Hays had remarried just six weeks before the Ray scandal broke. The previous year he had divorced his first wife of 25 years.

Ray’s disclosures followed an incident in which Hays ordered Capitol Police to escort her out of his office. She said she had gone to his office to ask why she had not been invited to Hays’ wedding when the rest of the staff had.

Ray met with reporters for the Washington Post later that same day. “It’s not that I care so much about (Hays) getting married,” she said, “but it looks bad that I’m not invited. I was good enough to be his mistress for two years, but not good enough to be invited to his wedding.”

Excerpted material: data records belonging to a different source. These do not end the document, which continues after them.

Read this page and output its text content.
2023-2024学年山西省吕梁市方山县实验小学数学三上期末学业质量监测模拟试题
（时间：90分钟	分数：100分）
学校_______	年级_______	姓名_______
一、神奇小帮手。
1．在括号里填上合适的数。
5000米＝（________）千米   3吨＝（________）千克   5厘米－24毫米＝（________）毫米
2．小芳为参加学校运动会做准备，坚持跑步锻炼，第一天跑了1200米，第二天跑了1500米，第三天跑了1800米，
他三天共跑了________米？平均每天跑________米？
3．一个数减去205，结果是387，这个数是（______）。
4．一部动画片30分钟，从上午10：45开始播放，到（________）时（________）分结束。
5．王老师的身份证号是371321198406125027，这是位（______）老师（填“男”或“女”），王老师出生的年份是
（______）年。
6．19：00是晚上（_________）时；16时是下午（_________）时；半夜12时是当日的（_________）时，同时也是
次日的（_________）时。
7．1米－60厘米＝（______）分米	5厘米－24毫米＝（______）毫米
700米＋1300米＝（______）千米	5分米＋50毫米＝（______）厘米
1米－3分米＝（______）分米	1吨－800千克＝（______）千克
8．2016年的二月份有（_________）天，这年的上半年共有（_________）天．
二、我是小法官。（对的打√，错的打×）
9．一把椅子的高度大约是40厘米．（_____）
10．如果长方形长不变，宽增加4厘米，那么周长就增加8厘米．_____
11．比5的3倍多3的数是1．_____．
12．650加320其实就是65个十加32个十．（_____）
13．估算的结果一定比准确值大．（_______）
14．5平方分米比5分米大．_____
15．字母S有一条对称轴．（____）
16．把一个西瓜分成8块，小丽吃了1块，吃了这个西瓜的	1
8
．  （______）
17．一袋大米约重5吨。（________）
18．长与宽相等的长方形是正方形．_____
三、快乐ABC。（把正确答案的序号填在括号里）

At first Hays denied, then acknowledged in a tearful speech before the House that he was having an affair with Ray. But he steadfastly denied her charges that she was kept on his payroll only to have sex with him.

After his resignation, the Ethics Committee voted to end its three-month investigation of the scandal on grounds that Hays no longer was a congressman and no longer under the panel’s jurisdiction.

The Justice Department, which also investigated the matter, decided not to prosecute. Department attorneys said they lacked evidence corroborating Ray’s account and her relationship with Hays.

‘I think he did it to save his family,” Carl Albert, then Speaker of the House, told reporters after receiving Hays’ resignation letter.

In his letter of resignation, Hays said he was leaving Congress “with a heavy heart.” Hays denounced Ray as a publicity seeker and railed at the Washington Post for “harassment.”

His physical and emotional health also was a factor. He had been hospitalized in June, 1976, after taking an overdose of sleeping pills.

After leaving office, Hays returned to his 300-acre Red Gate Farm in Belmont, where he bred Angus cattle and Tennessee walking horses.

In 1978, Hays made a comeback of sorts with his election to the Ohio House. There, he pushed bills aimed at curbing big utilities and promoting Ohio coal, but generally kept a low profile. One exception came during an incident in which he threatened to punch a television cameraman during a hearing.

He was defeated in a reelection bid in 1980.

That same year, Hays became chairman of the Democratic Party in Belmont County and remained active in local party politics.